Friday, February 8, 2013

Grasses and the Food Garden

Backyard food gardeners seldom give much thought to grasses, unless they are struggling to keep Bermuda grass from invading a bed, or pulling up crabgrass seedlings. Nevertheless, it is fair to say that human civilization was built on a foundation of grass. In Mesopotamia, the ancestors of wheat were first domesticated. Rice was cultivated in Southeast Asia, and in Central America, the important grass was corn (or its ancestor). In Africa, the grass that provided needed nutrition was sugar cane. Domestication of all these crops, interestingly, occurred almost simultaneously, around 10,000 years ago. Humans have been utilizing grains for much longer, with evidence of flour production going back about 30,000 years.

Although it is theoretically possible to produce other grain crops on a small plot, the grain of most interest to backyard growers is undoubtedly corn. And we generally do not have room to produce anything but sweet corn for corn on the cob in the summer. Growing enough field corn to produce a worthwhile amount of cornmeal would be a challenge without additional space. Growing sugar cane or sorghum presents a similar problem. Except for a sweet corn patch, we won't be growing any grain crops.

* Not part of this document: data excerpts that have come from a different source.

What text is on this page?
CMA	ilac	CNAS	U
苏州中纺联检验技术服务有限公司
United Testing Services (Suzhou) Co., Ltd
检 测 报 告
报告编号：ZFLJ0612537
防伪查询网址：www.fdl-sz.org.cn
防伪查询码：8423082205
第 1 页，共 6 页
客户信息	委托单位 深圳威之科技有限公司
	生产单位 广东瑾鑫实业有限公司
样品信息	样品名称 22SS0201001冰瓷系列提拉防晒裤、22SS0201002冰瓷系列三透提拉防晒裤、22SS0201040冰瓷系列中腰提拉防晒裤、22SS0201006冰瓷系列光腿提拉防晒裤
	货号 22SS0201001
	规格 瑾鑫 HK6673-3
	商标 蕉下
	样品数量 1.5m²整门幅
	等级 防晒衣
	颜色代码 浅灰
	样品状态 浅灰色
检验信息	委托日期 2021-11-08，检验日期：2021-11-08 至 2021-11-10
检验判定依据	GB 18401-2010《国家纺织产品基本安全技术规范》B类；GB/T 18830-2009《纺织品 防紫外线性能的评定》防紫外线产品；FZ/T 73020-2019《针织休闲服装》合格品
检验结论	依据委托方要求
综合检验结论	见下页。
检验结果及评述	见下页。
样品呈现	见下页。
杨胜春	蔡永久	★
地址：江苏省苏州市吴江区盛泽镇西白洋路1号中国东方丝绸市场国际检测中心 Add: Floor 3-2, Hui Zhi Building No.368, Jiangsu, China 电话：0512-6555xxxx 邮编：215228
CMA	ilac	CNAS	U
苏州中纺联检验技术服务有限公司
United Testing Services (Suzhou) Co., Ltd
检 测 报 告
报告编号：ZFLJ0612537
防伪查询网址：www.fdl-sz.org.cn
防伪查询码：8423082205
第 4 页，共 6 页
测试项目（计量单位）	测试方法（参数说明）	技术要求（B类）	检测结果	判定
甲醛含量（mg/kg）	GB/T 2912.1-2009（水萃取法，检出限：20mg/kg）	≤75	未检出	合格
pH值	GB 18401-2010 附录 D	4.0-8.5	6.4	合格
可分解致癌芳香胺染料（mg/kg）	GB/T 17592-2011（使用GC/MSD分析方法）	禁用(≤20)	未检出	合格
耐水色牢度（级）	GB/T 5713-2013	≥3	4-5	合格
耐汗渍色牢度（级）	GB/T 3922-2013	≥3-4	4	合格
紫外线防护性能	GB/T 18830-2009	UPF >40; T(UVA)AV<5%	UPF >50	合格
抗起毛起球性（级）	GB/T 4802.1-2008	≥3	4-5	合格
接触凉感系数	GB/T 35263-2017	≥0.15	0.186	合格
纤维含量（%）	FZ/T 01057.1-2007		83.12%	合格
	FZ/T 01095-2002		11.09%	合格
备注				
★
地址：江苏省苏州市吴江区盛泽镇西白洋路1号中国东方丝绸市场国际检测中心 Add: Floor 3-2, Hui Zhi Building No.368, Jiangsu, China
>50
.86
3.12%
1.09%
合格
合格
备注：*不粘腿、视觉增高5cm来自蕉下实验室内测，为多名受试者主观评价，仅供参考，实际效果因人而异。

While relying on commercial sources for our grain products, we nevertheless cultivate a substantial amount of grass in the form of hedges. When we first bought the house, there were two clumps of Japanese maiden grass (Miscanthus sinensis) standing sentinel at the front entrance. They were removed, divided and replanted elsewhere, mostly along the property lines, and over the intervening decade have increased in number to nearly 100 clumps. These are complemented by several clumps of pampas grass (Cortaderia selloana) here and there on the property. We love their towering plumes in autumn, and in spring before we harvest the plumes, they are much appreciated by nest-building birds as a source of lining material. Neither of these grasses sets viable seed in our climate. Over the course of ten years, we have discovered perhaps 20 Miscanthus seedlings and no Cortaderia. Given the large number of plants and the potential for seed production each plant offers, the number of Miscanthus seedlings is trivial. The plant is unlikely to become a pest, unless of course the climate gets a bit warmer.

In late January or February each year, it is necessary to cut the clumps of maiden grass to a height of about 18 inches. Trimming mimics the effects of dry season wildfires, removing old growth the make way for the new shoots pushing up in spring. In the case of the pampas grass, such pruning sets the plants back and prevents blooming the following season, so we now remove only the plumes. Our signal when the time has arrived to do this is that the plant begins to drop the plumes of its own accord. It is also worth mentioning that the blades of pampas grass have sharp, serrated edges, making it an excellent, nearly impenetrable hedge, but requiring caution and protective clothing when working with the plants.

Pampas grass plumes make excellent tinder for starting a fire. Most of the maiden grass we harvest we save as hay. Hay has multiple uses in a food garden. It provides a clean, weed-free source of mulch, and can easily be chopped into small pieces with a lawn mower to incorporate into the soil or compost. We constructed a holding bin out of pressure-treated deck railing to contain a supply of hay for adding to the composter. (Generally, when you add an inch of kitchen scraps, you should add a couple of inches of loose, dry material to your compost.)

We would encourage anyone with sufficient space to add a row of two maiden grass to the garden. The same plant can provide a privacy screen, a windbreak, a fall display and a supply of hay, depending upon the season. While it thrives on moisture and rich soil, maiden grass is adaptable and, once established, drought tolerant. Numerous cultivars are available, too. We like 'Zebrinus' which grows to about eight feet in height and has lime green stems with yellow markings. Importantly, maiden grass does not produce runners, forming only clumps that increase in diameter with each season's passing. It can therefore be grown in close proximity to crops without concerns about invasiveness.